Sedición y rebelión. Dos términos jurídicos que durante estos días han dejado de estar solo en la boca de los juristas y que han llegado al ciudadano de la calle. El mayor de los Mossos, Josep Lluis Trapero, la intendente Teresa Laplana y los presidentes de la Asamblea Nacional Catalana (ANC) y Òmnium Cultural, Jordi Sánchez y Jordi Cuixart, están imputados por el primero de estos delitos. El presidente de la Generalitat, Carles Puigdemont, y su Gobierno se han librado hasta ahora. El Tribunal Superior de Justicia de Cataluña (TSJC) les investiga pero por los delitos de desobediencia, prevaricación y malversación de fondos públicos en relación con los preparativos del referéndum unilateral del 1-0.

Al hacerse efectiva la independencia, esta causa judicial incoada en el TSJC podría ampliarse, a través de una querella de la fiscalía, a los delitos de sedición o rebelión. Tramitaría el pleito el alto tribunal catalán o el Tribunal Supremo siempre que los miembros del Ejecutivo catalán continuaran siendo aforados. Si se les retirara sus funciones, como por ejemplo con la aplicación del artículo 155 de la Constitución, debería hacerse cargo del asunto la Audiencia Nacional, según el abogado penalista Marc Molins. Últimamente hay juristas que cuestionan la competencia de este órgano judicial, pero por ahora ningún tribunal les ha dado la razón.

La sedición se regula en el artículo 544 y siguientes del Código Penal, y castiga con penas de hasta 15 años de cárcel a quienes «se alcen pública y tumultuariamente» para «impedir, por la fuerza o fuera de las vías legales, la aplicación de las leyes», o para «impedir a cualquier autoridad, corporación oficial o funcionario público, el legítimo ejercicio de sus funciones o el cumplimiento de sus acuerdos, o de las resoluciones administrativas o judiciales».

La pena tipo de cuatro a ocho años de prisión se puede aplicar a cualquier ciudadano que cometa este delito. En el caso de los líderes de la revuelta o los que la han inducido o sostenido, la condena puede elevarse de ocho a 10 años. El tramo de pena más alto, de 10 a 15 años, es para las «personas constituidas en autoridad». También se castiga la «provocación, la conspiración y la proposición» para la sedición.
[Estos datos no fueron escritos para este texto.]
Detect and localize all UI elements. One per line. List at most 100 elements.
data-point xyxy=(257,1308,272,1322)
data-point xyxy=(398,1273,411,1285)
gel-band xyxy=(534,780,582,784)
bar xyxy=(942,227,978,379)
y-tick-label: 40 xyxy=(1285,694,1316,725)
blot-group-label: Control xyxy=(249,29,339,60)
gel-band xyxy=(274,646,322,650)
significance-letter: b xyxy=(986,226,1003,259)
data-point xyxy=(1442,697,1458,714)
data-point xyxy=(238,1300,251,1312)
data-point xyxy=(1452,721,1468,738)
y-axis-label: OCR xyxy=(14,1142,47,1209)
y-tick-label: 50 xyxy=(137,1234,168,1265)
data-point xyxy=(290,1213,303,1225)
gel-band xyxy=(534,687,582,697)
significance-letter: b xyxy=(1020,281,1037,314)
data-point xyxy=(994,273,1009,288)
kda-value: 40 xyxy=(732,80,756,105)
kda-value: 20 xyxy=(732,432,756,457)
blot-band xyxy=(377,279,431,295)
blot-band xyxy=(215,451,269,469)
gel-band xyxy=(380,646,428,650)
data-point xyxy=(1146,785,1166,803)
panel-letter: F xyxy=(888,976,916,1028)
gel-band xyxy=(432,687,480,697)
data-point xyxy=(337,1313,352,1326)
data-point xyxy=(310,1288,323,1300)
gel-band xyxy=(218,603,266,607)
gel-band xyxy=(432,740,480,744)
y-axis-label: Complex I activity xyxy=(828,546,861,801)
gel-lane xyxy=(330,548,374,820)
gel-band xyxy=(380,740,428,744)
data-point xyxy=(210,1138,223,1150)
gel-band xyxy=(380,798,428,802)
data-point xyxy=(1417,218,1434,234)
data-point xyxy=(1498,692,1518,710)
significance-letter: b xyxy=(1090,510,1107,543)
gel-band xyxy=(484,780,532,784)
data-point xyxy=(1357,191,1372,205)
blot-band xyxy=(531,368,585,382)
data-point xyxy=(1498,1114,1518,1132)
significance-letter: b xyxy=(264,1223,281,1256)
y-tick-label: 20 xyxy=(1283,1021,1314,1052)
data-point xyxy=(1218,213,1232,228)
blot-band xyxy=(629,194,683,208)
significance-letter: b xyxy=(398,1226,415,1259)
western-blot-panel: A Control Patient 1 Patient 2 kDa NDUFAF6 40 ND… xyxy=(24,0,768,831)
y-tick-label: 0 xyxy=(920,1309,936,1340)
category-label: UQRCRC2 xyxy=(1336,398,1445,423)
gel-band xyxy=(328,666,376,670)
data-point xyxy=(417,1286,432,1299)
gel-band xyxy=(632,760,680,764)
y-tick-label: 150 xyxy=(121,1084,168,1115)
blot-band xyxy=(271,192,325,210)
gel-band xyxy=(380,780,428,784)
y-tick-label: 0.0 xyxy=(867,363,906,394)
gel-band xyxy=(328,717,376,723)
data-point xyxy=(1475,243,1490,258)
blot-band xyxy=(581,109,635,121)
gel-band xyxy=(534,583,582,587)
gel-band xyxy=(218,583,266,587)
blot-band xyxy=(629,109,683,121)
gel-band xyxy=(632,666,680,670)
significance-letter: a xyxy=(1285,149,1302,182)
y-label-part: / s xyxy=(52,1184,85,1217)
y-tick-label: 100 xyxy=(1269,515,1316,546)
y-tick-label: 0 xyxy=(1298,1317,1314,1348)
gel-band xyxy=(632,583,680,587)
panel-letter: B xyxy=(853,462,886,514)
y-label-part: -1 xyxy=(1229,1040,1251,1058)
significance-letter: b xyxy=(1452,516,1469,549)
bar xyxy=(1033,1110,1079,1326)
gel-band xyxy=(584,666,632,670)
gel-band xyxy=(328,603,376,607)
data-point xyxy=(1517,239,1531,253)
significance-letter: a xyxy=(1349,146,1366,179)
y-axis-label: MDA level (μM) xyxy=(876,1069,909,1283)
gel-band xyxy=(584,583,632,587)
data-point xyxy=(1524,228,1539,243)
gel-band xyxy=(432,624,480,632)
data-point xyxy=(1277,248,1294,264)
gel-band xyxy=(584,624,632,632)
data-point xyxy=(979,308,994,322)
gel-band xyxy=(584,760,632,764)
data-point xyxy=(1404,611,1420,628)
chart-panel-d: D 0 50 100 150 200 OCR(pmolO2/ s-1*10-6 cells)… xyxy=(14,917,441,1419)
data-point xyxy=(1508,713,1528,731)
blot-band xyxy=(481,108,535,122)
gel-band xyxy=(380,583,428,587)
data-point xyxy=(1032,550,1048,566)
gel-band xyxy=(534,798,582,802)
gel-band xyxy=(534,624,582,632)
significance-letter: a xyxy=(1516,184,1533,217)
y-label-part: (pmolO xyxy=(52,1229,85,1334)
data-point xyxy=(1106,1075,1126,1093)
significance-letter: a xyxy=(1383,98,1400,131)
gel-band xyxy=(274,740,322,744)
VIOLENCIA Y SEPARATISMO / Una versión más grave de la sedición es la rebelión (artículo 472 del Código Penal y siguientes), que castiga a quienes se levanten «violenta y públicamente» para, entre otros objetivos, «derogar, suspender o modificar total o parcialmente la Constitución» o «declarar la independencia de una parte del territorio español». Este delito contra la Constitución sería, de producirse, competencia de la Audiencia Nacional, según los previsto en la Ley Orgánica del Poder Judicial. Este delito se aplicó, por ejemplo, a los guardias civiles y militares que perpetraron el golpe de Estado del 23 de febrero de 1981. Los jefes de esta acción se pueden enfrentar a 15 y 25 años de prisión. «El delito de rebelión no es cuantitativo, es decir que se use más violencia, sino que el objetivo que se persigue es diferente a la sedición», alega Molins. En caso de que hayan «esgrimido armas» o si se producen «combate entre la fuerza de su mando y los sectores leales a la autoridad legítima, o la rebelión hubiere causado estragos en propiedades de la titularidad pública o privada, cortando comunicaciones telegráficas, telefónicas, por ondas, ferroviarias o de otra clase, ejerciendo violencias graves contra las personas», las penas llegarán a 30 años.

REFERÉNDUM ILEGAL / Entre el 2003 y el 2005, el Código Penal incluyó un delito específico para la convocatoria ilegal de referéndums. Estaba castigado con prisión. Los incorporó el Gobierno de José Maria Aznar en noviembre del 2003, después de que el entonces lendakari, Juan José Ibarretxe, anunciase que si su plan soberanista (aún en su fase inicial) no era aceptado por el Congreso, convocaría un referéndum en Euskadi. Este delito no llegó aplicarse nunca. No sólo porque Ibarretxe no convocó una consulta, sino porque el Gobierno socialista de Zapatero lo derogó en junio del 2015, alegando que la convocatoria ilegal de referéndums no tenía «la suficiente entidad como para merecer el reproche penal».